L’Islam combat très vigoureusement le riba. Il a annoncé à celui qui le pratique la guerre de la part d’Allah, exalté soit-Il, et de Son Messager () et lui promet de se tenir le Jour du Jugement dernier comme celui que le toucher de Satan a bouleversé.
Allah, exalté soit-Il, dit dans ce sens :
« Ô vous qui avez cru ! Craignez Allah et renoncez à ce qui reste des gains usuraires (riba) si vous êtes croyants. Si vous ne le faites pas, attendez-vous à une guerre de la part d’Allah et de Son Messager. Et si vous vous repentez, vous aurez toujours vos capitaux : vous ne léserez point et vous ne serez point lésés. » (Coran 2/278 et 279)
« Ceux qui mangent [pratiquent] de l'intérêt usuraire (riba) ne se tiennent (au Jour du Jugement dernier) que comme se tient celui que le toucher de Satan a bouleversé. » (Coran 2/275)
Cet avertissement est resté vivace dans la conscience collective des musulmans à travers les siècles jusqu’à l’ère récente de la domination coloniale. La société musulmane s’est alors généralement abstenue de pratiquer le riba et a réussi à organiser ses activités économiques et commerciales sans le recours au prêt à intérêt identifié sans ambiguïté au riba prohibé par le Coran. La domination coloniale, précédée et accompagnée d’une indigence intellectuelle généralisée, a certes ouvert la voie à l’implantation en terre d’Islam de banques opérant sur la base de l’intérêt. Mais cette intrusion d’un corps étranger aux normes de l’Islam n’a pas pu, malgré les pressions, avoir raison de la résistance des savants et des personnes ordinaires à la pratique de l’intérêt.

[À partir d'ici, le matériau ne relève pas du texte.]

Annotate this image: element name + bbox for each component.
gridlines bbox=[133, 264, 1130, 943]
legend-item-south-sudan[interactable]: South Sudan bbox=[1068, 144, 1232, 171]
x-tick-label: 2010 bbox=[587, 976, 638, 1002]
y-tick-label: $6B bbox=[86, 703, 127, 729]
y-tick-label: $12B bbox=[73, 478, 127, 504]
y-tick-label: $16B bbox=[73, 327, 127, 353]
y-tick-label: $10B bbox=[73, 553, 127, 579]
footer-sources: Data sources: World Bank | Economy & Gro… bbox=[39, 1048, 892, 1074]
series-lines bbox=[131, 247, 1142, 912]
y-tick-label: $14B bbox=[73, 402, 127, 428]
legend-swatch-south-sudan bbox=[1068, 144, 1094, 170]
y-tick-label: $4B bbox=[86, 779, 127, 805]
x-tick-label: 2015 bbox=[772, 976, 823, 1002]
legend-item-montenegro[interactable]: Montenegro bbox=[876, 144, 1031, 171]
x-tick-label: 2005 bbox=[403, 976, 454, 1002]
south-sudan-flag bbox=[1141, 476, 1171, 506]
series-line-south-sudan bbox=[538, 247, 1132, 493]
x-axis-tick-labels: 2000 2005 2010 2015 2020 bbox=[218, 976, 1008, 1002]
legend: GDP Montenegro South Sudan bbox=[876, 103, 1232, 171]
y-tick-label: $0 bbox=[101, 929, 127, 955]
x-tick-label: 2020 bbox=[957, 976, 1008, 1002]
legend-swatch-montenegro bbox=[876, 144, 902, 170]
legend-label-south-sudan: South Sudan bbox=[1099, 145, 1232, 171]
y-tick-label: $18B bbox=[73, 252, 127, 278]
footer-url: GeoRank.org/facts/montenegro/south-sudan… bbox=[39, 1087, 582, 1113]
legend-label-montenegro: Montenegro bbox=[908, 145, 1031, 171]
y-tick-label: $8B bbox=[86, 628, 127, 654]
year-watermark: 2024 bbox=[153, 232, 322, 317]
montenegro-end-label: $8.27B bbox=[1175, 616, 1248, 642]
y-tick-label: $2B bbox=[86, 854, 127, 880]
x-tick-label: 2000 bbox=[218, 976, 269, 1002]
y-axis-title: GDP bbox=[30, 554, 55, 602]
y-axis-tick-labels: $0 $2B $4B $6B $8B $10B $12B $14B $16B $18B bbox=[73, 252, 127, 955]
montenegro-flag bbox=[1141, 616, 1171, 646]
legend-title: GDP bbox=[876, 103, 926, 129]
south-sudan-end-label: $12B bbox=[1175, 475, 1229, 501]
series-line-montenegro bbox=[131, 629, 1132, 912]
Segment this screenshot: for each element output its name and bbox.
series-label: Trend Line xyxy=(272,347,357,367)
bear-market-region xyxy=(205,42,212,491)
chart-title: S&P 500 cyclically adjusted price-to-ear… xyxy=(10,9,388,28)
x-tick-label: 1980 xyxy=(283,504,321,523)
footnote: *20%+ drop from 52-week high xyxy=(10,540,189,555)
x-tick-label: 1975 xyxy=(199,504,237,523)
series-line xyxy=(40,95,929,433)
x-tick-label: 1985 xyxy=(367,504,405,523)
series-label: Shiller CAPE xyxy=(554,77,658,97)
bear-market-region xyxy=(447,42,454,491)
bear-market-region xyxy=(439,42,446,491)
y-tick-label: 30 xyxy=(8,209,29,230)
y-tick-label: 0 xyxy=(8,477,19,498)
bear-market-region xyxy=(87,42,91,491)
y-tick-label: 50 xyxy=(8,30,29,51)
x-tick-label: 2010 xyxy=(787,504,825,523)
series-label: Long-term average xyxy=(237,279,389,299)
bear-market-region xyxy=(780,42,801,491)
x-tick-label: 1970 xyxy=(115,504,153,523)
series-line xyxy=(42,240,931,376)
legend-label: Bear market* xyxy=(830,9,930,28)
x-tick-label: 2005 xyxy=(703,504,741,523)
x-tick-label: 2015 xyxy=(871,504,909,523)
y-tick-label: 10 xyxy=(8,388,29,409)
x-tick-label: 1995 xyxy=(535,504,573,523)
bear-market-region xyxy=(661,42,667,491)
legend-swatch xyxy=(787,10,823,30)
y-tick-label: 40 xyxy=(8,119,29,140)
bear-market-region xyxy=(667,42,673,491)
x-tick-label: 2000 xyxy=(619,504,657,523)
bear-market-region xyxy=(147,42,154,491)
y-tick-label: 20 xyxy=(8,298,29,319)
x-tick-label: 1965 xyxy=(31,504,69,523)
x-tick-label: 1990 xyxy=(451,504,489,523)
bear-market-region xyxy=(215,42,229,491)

Au niveau doctrinal, certains ont bien essayé, mais en vain, de distinguer l’intérêt du riba et de donner ainsi une légitimité à la pratique de l’intérêt. Le consensus des juristes musulmans, tel exprimé par les résolutions des académies du fiqh, rejette fermement toute distinction entre l’intérêt et le riba. Au niveau de la pratique, bien que beaucoup se soient sentis obligés de traiter avec les banque conventionnelle sur la base de l’intérêt, la plupart l’ont fait par manque d’alternatives et par nécessité plutôt que par conviction. De plus une couche importante de la société s’est toujours abstenue de toute relation avec les banques, pour éviter précisément la pratique du riba. Dans ce contexte, la création de banques islamiques est non seulement un instrument de réconciliation de la pratique avec les convictions, mais aussi un moyen efficace de mobiliser des ressources supplémentaires qui étaient auparavant gelées pour des raisons religieuses. En réponse à ce besoin, à la fois spirituel et matériel, des efforts considérables ont été déployés en vue de promouvoir une nouvelle forme d’activité bancaire : la banque islamique.
C’est ainsi qu’une littérature abondante s’est accumulée au fil des années sur le système bancaire islamique, sa viabilité, ses caractéristiques et ses modes de fonctionnement. Les écrits des pionniers s’attachaient à critiquer le système bancaire dominant et à démonter la faisabilité d’un système alternatif débarrassé de l’intérêt. Ils ont élucidé les fondements éthiques qui sous-tendent la banque islamique et proposé des esquisses d’un système bancaire islamique basé sur la participation aux pertes et profits et faisant usage des formes de participation connues du fiqh traditionnel comme la murâbaha, la muchâraka et la mudhâraba. Ces écrits théoriques ont pu être mis en pratique au sein des premières banques islamiques qui virent le jour durant la seconde moitié des années soixante-dix.